The recovery of the economy is at the front of everyone’s mind. Third-quarter unemployment numbers for North Carolina so far show reasons to be positive, but also to worry.
One report from Beaconomics says the second quarter was bad, but this is a short-term shock. They do not expect this recession to be as bad as the Great Recession. The main reason? This shock lacks the long-term qualities of the Great Recession. There is much less “true job loss” than before (4% compared to 8% at the height of the Great Recession). According to those Beaconomics experts, this difference means job losses should be a temporary rather than permanent change in the economy.
Plus, they say one-third of the loss in consumer spending came in healthcare. Healthcare is non-cyclical, and most spending losses came from delayed procedures. This is spending delayed, rather than spending lost. However, third-quarter unemployment numbers could still worry us.
Speed of Recovery: V or U?
Beaconomics also says the economy is less distorted than it was during the 2008 recovery. This note suggests that the recovery could be quick, not slow. They call this a “V-shaped” recovery, instead of a “U-shaped” recovery.
As of the end of the third quarter, the North Carolina unemployment rate has increased 2.7% since last year. Still, in just the last month, the total number of unemployed dropped by 100,105 people. North Carolina’s August unemployment rate is also 1.9% below the national average. Reports show signs of progress but also that the state has a long way to go.
Other experts like economist Dr. Michael Walden caution that the recovery may not be as fast as we hope. He says, “I expect third quarter GDP numbers will be very impressive,” but he does expect that recovery to slow down. He believes there will be no full recovery of the labor market until 2022, even 2023.
We have seen an economic slowdown in recent weeks, coinciding with an increase in new COVID-19 cases in August. “As the virus goes, the economy goes,” says Walden. He also says both death and hospitalization rates are rising more slowly. Meaning? We know how to deal with the virus better. The clustering experiences of NC colleges and their need to backtrack were difficult but important lessons.
NC Has to Balance Two Separate Recoveries
He says “The big change…was the removal of some of the shutdown orders for bussinesses…as a result, we are seeing more economic activity.” He agrees we will have a strong third quarter rebound.
The problem is, there are two different recoveries going on: the recovery telecommuting jobs, and the recovery of necessarily face-to-face jobs.
Remote jobs – professional occupations, financial services and technology – have had much better recovery. Hospitality, leisure and other non-remote sectors have had a slower recovery. Also, there is also a pay gap between these sectors. Pay was better for those now working from home even before the virus.
Last month’s unemployment numbers reflect this difference in the two recoveries. Industries like trade, professional services, education, and health saw upticks in employment. Meanwhile, leisure and hospitality lost 1,300 jobs while construction lost 1,800.
Unfortunately, many people cannot work from home.

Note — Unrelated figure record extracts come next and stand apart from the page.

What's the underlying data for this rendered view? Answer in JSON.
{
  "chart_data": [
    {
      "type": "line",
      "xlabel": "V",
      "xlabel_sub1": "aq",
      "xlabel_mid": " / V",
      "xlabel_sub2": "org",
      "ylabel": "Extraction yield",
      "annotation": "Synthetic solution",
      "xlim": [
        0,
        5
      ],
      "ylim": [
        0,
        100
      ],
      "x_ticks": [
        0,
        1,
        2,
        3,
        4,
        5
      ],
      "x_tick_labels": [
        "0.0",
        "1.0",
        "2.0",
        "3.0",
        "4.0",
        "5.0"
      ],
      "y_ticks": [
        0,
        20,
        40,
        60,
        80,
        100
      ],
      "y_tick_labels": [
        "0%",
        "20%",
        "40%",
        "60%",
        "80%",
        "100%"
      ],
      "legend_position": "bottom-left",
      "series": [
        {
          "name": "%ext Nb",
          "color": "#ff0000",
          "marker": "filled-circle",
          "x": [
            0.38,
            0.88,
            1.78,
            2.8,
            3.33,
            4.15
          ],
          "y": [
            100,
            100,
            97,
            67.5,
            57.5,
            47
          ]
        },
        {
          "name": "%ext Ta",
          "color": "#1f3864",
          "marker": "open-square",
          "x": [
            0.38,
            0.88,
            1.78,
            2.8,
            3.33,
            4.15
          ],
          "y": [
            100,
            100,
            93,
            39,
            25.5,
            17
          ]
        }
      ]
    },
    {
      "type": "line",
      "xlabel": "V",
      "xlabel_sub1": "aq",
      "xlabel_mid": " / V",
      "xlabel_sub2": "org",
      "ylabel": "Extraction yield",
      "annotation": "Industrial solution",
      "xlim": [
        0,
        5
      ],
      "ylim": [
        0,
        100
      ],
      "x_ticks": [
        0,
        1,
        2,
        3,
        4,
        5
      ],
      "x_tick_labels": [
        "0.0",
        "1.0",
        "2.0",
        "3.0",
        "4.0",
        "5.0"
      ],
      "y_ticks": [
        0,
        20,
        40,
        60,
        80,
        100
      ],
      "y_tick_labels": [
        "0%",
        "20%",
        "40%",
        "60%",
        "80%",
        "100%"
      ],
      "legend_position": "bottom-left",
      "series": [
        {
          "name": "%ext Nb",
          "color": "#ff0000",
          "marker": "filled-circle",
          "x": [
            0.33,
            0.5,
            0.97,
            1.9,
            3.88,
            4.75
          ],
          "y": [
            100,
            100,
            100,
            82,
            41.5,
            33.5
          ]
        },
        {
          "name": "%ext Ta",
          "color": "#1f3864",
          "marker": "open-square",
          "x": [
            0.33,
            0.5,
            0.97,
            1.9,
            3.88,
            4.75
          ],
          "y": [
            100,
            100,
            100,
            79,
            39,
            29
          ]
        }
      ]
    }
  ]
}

Walden says the “hospitality and leisure sector…got slammed … About half of the jobs lost in North Carolina [were] in the sector.” These sectors recovered somewhat but are still down approximately 25% since February. He says, “If you’re in a job with a lot of face-to-face contact, it’s going to be a long time before people are willing to do that”.
Job Churning: A Possible Setback
Walden calls our current circumstance a “mandated recession.” He adds that it will lead to a large amount of “job churning.” Hotels, for example, are automating. Some of them use automated check-ins, while others use cleaning robots. Walden notes that North Carolina has one of the largest food processing plants in the world. Other plants are already replacing workers with robots. This “churning” of existing jobs could lead to permanent or “true” job loss, and, in time, that loss could force people to leave their career for new work.
Expect Changes to Training and Education
There is a lot of job change, and Walden says we need to create community college training programs to help workers adapt. A lot of these trends – like robots – were already happening, but the virus has accelerated the process. Walden says, “One of the most important things the public sector can do is education and retraining.”
In the private sector, Walden suggests that remote working may be here to stay. He cites a study that shows around 40% of workers have remote jobs right now. This trend could mean less demand for office buildings, campuses and shopping centers. This also applies to medicine as doctors diagnose and treat through web apps. He says, “There’s going to be a tremendous amount of innovation in tele-education, telemedicine, and tele-working.”
Change in these sectors could lead to a reconfiguration of the real estate market. There will be downsides, but if people can work anywhere, they can choose to live anywhere. To name one a personal perk of that change, people might be able to spend less time commuting and more time with their loved ones.
Walden also expects that “we will likely see much more federal resources dedicated to… preventing future pandemics.” Likely a cabinet-level agency, he says. This possible addition (added atop the CDC) could be another way to add federal jobs if the new agency holds sites in North Carolina.
Time will tell which side of the “V shape” vs. “U shape” argument is correct.
One thing both sides agree on is that we are facing changes, whether they’re short term or long term. Change can be hard, but it also presents an opportunity for growth. Now is a great time to invest in learning a new skill or take advantage of new opportunities.